We now know that 2020 was not an outlier. The same impulse that led Republicans to contest the results of the 2020 election has caused them to enact new suppressive laws and litigate aggressively against voting in 2022. As of Oct. 17, there have already been 148 new lawsuits filed this year — and it is only mid-October. By comparison, at this point in 2020, only 61 lawsuits had been filed. We are only two new lawsuits shy of the total number filed in all of 2020.

As we head towards the midterm elections, the sharpest increase in voting litigation is coming from election deniers and those seeking to subvert election results. Inspired by Trump’s anti-voting, “Big Lie” rhetoric, this year we have seen more than double the number of anti-voting cases brought by the GOP and its allies in 2020. 

With a new constellation of well-funded anti-voting organizations — many of which were founded by members of Trump’s team — the number of anti-voting lawsuits is growing rapidly and will only continue to increase through Election Day and beyond. As we saw in 2020, and will certainly see in 2022, Republicans’ attack on voting will not stop after Election Day. They will use every tool available to contest elections and avoid concessions.

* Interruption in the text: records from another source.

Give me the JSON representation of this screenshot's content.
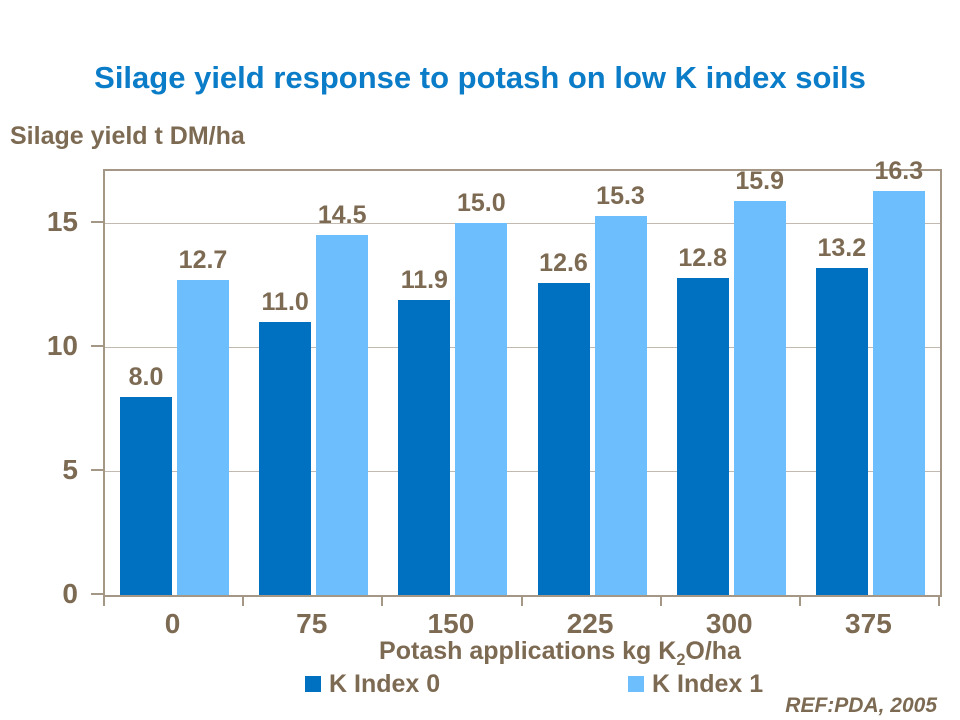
{
  "title": "Silage yield response to potash on low K index soils",
  "ylabel": "Silage yield t DM/ha",
  "xlabel": {
    "prefix": "Potash applications kg K",
    "sub": "2",
    "suffix": "O/ha"
  },
  "ref_note": "REF:PDA, 2005",
  "colors": {
    "title_blue": "#0B7CC7",
    "series_dark_blue": "#0070C0",
    "series_light_blue": "#6CBEFC",
    "text_brown": "#7D6A53",
    "axis_border": "#A49786",
    "gridline": "#C2BAB0"
  },
  "chart_data": {
    "type": "bar",
    "title": "Silage yield response to potash on low K index soils",
    "ylabel": "Silage yield t DM/ha",
    "xlabel": "Potash applications kg K2O/ha",
    "categories": [
      "0",
      "75",
      "150",
      "225",
      "300",
      "375"
    ],
    "series": [
      {
        "name": "K Index 0",
        "color": "#0070C0",
        "values": [
          8.0,
          11.0,
          11.9,
          12.6,
          12.8,
          13.2
        ]
      },
      {
        "name": "K Index 1",
        "color": "#6CBEFC",
        "values": [
          12.7,
          14.5,
          15.0,
          15.3,
          15.9,
          16.3
        ]
      }
    ],
    "value_label_decimals": 1,
    "yticks": [
      0,
      5,
      10,
      15
    ],
    "ylim": [
      0,
      17.1
    ],
    "grid": "horizontal",
    "legend_position": "bottom"
  }
}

For decades, Congress and state legislatures were the prime battleground for fights over voting rights and election laws. As the last resort, courts were where groups would go to combat voter suppression and protect voting rights when the political process failed them. Since 2020, however, we have witnessed a profound transition. 

Stymied at the ballot box, Republicans are now turning to courts directly to undo voter protections and enable election subversion. We see this in the avalanche of new anti-voting litigation and in the fringe claims Republicans are advancing.

For now, courts have held fast to their role as the protector of democracy. But as Republicans continue to inundate courts with anti-voting lawsuits, this last line of defense could start to crumble. Make no mistake: This is exactly what the GOP is hoping for.